# Crinum Thaianum



## spriggsfishing (Apr 28, 2013)

Sorry if this is a stupid question, but I was curious if Crinum Thaianum is a edible onion plant or just for looks? 
I understand that fish don't care for them. Thank you!


----------



## lohachata (Jan 27, 2006)

no , it is not an "edible" onion plant.called that only because of looks..


----------



## BV77 (Jan 22, 2005)

Remember, the only stupid question is the one that goes unasked. No one can be expected to know everything.
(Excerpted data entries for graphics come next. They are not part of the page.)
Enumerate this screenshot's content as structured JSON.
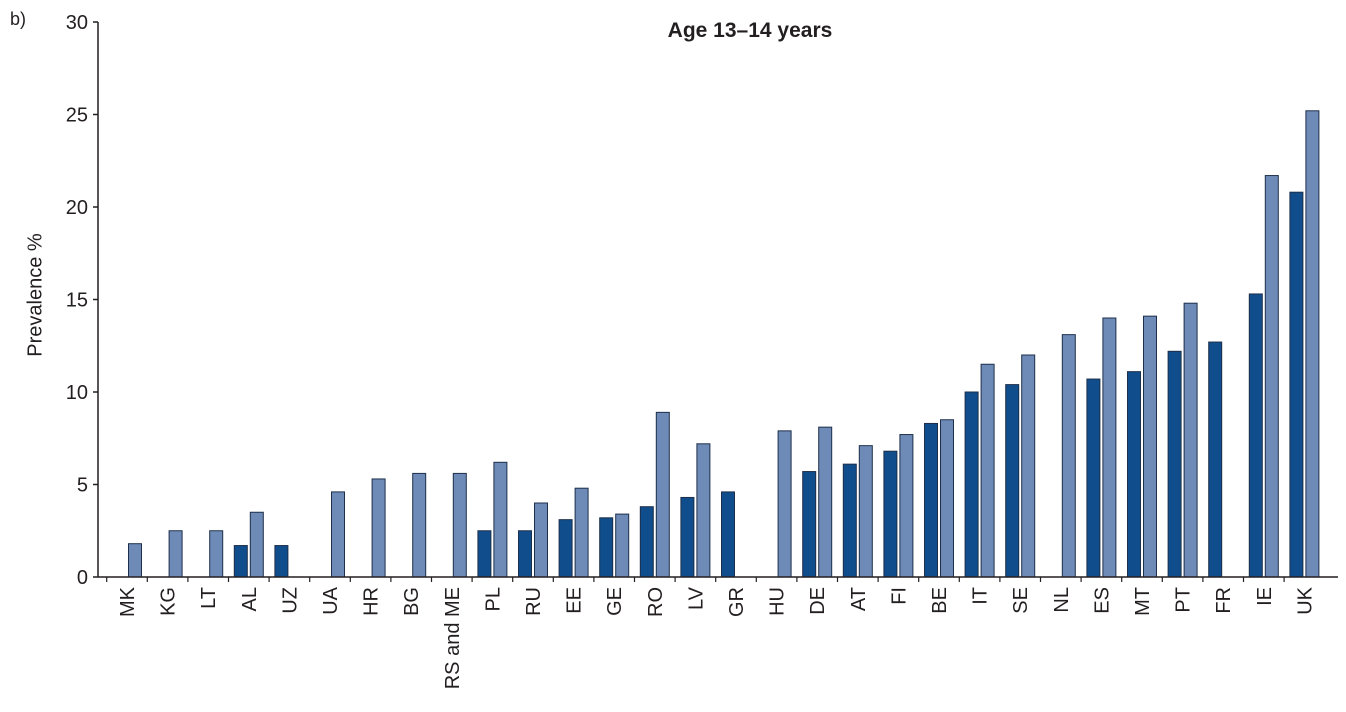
{
  "panel_label": "b)",
  "chart_data": {
    "type": "bar",
    "title": "Age 13–14 years",
    "xlabel": "",
    "ylabel": "Prevalence %",
    "ylim": [
      0,
      30
    ],
    "yticks": [
      0,
      5,
      10,
      15,
      20,
      25,
      30
    ],
    "grid": false,
    "legend": "none",
    "categories": [
      "MK",
      "KG",
      "LT",
      "AL",
      "UZ",
      "UA",
      "HR",
      "BG",
      "RS and ME",
      "PL",
      "RU",
      "EE",
      "GE",
      "RO",
      "LV",
      "GR",
      "HU",
      "DE",
      "AT",
      "FI",
      "BE",
      "IT",
      "SE",
      "NL",
      "ES",
      "MT",
      "PT",
      "FR",
      "IE",
      "UK"
    ],
    "series": [
      {
        "color": "#0f4d8c",
        "values": [
          null,
          null,
          null,
          1.7,
          1.7,
          null,
          null,
          null,
          null,
          2.5,
          2.5,
          3.1,
          3.2,
          3.8,
          4.3,
          4.6,
          null,
          5.7,
          6.1,
          6.8,
          8.3,
          10.0,
          10.4,
          null,
          10.7,
          11.1,
          12.2,
          12.7,
          15.3,
          20.8
        ]
      },
      {
        "color": "#6e8bb8",
        "values": [
          1.8,
          2.5,
          2.5,
          3.5,
          null,
          4.6,
          5.3,
          5.6,
          5.6,
          6.2,
          4.0,
          4.8,
          3.4,
          8.9,
          7.2,
          null,
          7.9,
          8.1,
          7.1,
          7.7,
          8.5,
          11.5,
          12.0,
          13.1,
          14.0,
          14.1,
          14.8,
          null,
          21.7,
          25.2
        ]
      }
    ]
  }
}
I, myself have made 3 mistakes in my life..lol


----------



## lohachata (Jan 27, 2006)

hmmm...i must admit that i have made maybe a couple more than 3...one of them was thinking that i might actually know something about keeping fish....but i keep learning all kinds of new stuff...between the wife and myself we are improving the survival rate of our red lizard and dwarf royal farlo fry...and the farlos are making us crazy...there are over 100 newly hatched fry in the tank with another 40-50 yet to hatch..i would like to see at least 50% survival rate...the lizards are doing well also..about 30 or so fry hatched ,another 30 eggs almost ready to hatch and a couple more females ready to lay more eggs...one day i may learn how to get 75-90% survival rate...


----------